O Serrano, time de Serra Talhada (PE), estava em apuros no ano passado. Jogando em casa, no estádio Pereirão, seus jogadores se envolveram numa confusão com os adversários, de Surubim (PE).
Os oponentes, embora não tivessem sofrido um arranhão, prometeram recepção violenta no returno da segunda divisão do Campeonato Pernambucano.
Fosse de outro lugar, o Serrano teria pedido proteção policial e ajuda da federação.
Mas o clube comportou-se de forma ortodoxa: cada jogador viajou carregando um revólver, na maioria calibre 38.

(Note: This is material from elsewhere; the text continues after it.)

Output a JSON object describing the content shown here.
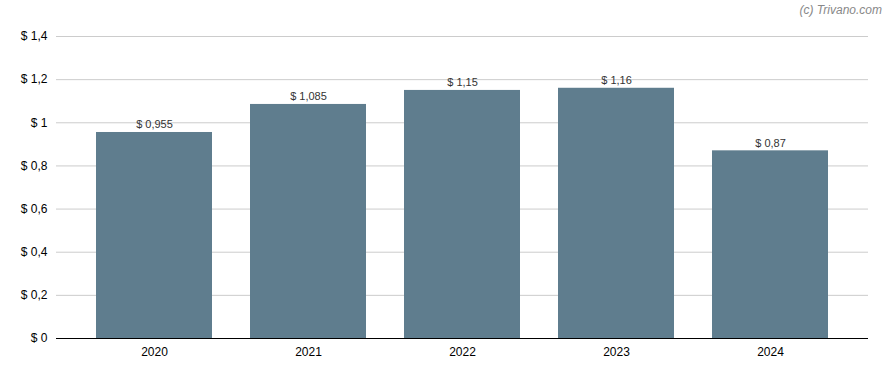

No total, eram mais de 20 armas. Com a história espalhada, a equipe passou incólume por jogadores, torcedores e bandos de assaltantes que atacam ônibus pelo sertão.
A coragem, fora de campo, e a garra, dentro dele, são componentes da herança cultural do maior fenômeno social da história da cidade -o cangaço- e do seu grande protagonista: Virgolino Ferreira, o Lampião.
Pistoleiro
O zagueiro Carlos Alberto Bezerra, o Boi, é o paradigma da valentia dos atletas do Serrano.
Primo de Lampião -seu avô, Massá Ferreira, era primo-irmão do Rei do Cangaço-, com pouco mais de 1,60 m de altura, Boi é um gigante a impor respeito.
Não pelo estilo elegante, de passes corretos, que lembram o líbero italiano Baresi, mas pelas histórias contadas a cada esquina da cidade, por seus companheiros de time, amigos e inimigos.
Boi não ganharia a vida com os R$ 112 que recebe do clube, mas com uma das mais tradicionais profissões locais: pistoleiro, matador de aluguel.
Ele nega, embora já tenha sido preso e, numa briga de família como a que originou o bando de Lampião, sequestrado.
"Não sei nem atirar", diz ele, às gargalhadas, antes de afirmar: "Esse negócio de briga eu já trago de família".
No Fórum de Serra Talhada, corre um processo (064/87) em que ele é acusado de matar a tiros José Mauré da Silva, em 1987.
Boi ganhou o apelido nos tempos em que trabalhava como vaqueiro. Também já foi agiota. "Mas agora larguei."
Erra quem folcloriza o futebol local como violento -nos gramados, seus atletas não batem mais do que a média. Mas, fora, vivem a barra-pesada de Serra Talhada.
O volante Tinha, que treinava como titular, fugiu da cidade há semanas. Um policial disse que o jogador foi embora depois de levar uma surra da polícia.
Na dúvida, Tinha achou melhor desfalcar o time e esperar que o clima fique mais ameno.